The manuscript for “Swamis” is up to, and slightly over 70,000 words. That doesn’t mean it’s nearly complete. I just looked at a painting project with a client whose background is in teaching and a knowledge of writing and writers. When I mentioned the word count, adding I never thought I’d get to 60,000, and now I probably need another 30,000; and that, every time I take the time to work on the novel, I end up tightening up rather than adding onto the story.
“Well,” she said, I tell my students writing is never done, it’s merely due.”
Without going into any particular neurosis, I have similar issues with drawing. I’ve been concentrating on pen and ink, and only occasionally risk pencil or watercolors. BUT, for the novel, I want some of the illustrations to convey that soft, backlit look that John Severson accomplished in the early “Surfer” magazines.
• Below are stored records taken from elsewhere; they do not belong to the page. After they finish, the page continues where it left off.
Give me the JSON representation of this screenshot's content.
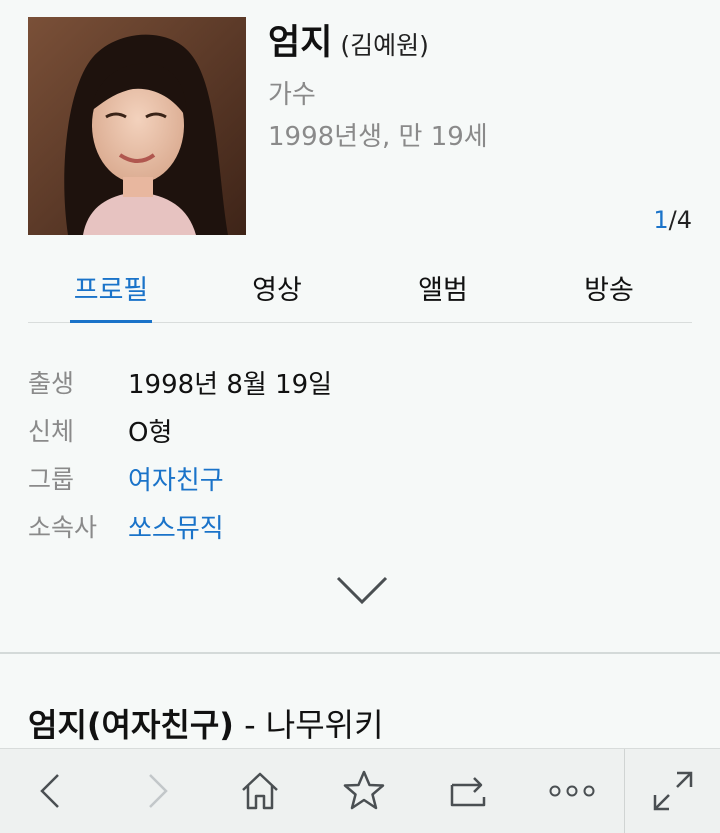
{
  "profile": {
    "name": "엄지",
    "real_name": "(김예원)",
    "job": "가수",
    "birth_summary": "1998년생, 만 19세",
    "image_counter": {
      "current": "1",
      "total": "/4"
    }
  },
  "tabs": [
    {
      "label": "프로필",
      "active": true
    },
    {
      "label": "영상",
      "active": false
    },
    {
      "label": "앨범",
      "active": false
    },
    {
      "label": "방송",
      "active": false
    }
  ],
  "info": [
    {
      "label": "출생",
      "value": "1998년 8월 19일",
      "link": false
    },
    {
      "label": "신체",
      "value": "O형",
      "link": false
    },
    {
      "label": "그룹",
      "value": "여자친구",
      "link": true
    },
    {
      "label": "소속사",
      "value": "쏘스뮤직",
      "link": true
    }
  ],
  "search_result": {
    "title_bold": "엄지(여자친구)",
    "title_rest": " - 나무위키"
  },
  "bottom_bar": {
    "icons": [
      "back-icon",
      "forward-icon",
      "home-icon",
      "bookmark-star-icon",
      "tabs-switch-icon",
      "more-icon",
      "fullscreen-icon"
    ]
  },
  "colors": {
    "accent": "#1a73c9",
    "muted_text": "#8a8a8a",
    "background": "#f6f9f8"
  }
}
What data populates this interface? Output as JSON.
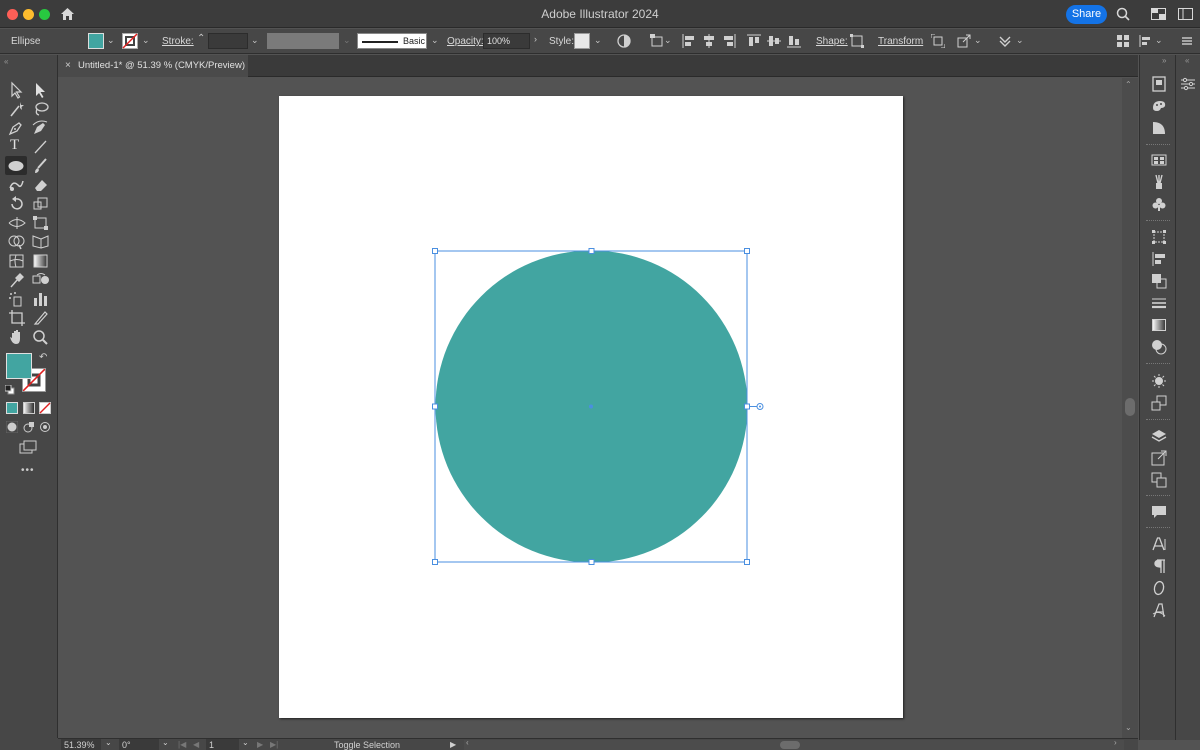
{
  "window": {
    "title": "Adobe Illustrator 2024",
    "share_label": "Share"
  },
  "control_bar": {
    "object_type": "Ellipse",
    "stroke_label": "Stroke:",
    "brush_label": "Basic",
    "opacity_label": "Opacity:",
    "opacity_value": "100%",
    "style_label": "Style:",
    "shape_label": "Shape:",
    "transform_label": "Transform"
  },
  "document_tab": {
    "title": "Untitled-1* @ 51.39 % (CMYK/Preview)",
    "close": "×"
  },
  "status_bar": {
    "zoom": "51.39%",
    "rotation": "0°",
    "artboard_number": "1",
    "tool_status": "Toggle Selection"
  },
  "colors": {
    "fill": "#42a5a1",
    "accent": "#1473e6",
    "selection": "#4a8fe0"
  },
  "more_tools": "•••"
}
Yeah, well; this is easier said than accomplished.
Incidentally, since, in “Swamis,” ostensibly a memoir, I steal stories and experiences from myself (and others), give them to the narrator, Joseph DeFreines, Jr.; and because I want people to know Joseph is not me; I have included, along with fictionalized versions of real people from my life, a character named Erwin.
So, that Erwin is the illustrator.
I think he is, also, a bit neurotic, unable to decide on his own when something is truly complete. SO:
The first illustration, above, is the pencil drawing scanned in black and white, the second was scanned in grayscale, the third, after I (I mean Erwin) went back in with ink.
I do kind of like the underlying white lines from laying it out with a very hard pencil, as I was taught in art classes at Palomar Jr. College, back in 1969. Maybe…
Should I add that, now that I’m getting closer to the end of the story, I’m getting a little bit paranoid, a little less willing to share the various storylines? NO, probably not, but I could tell you that I know who killed Chulo, not sure who killed Joseph DeFreines, Sr.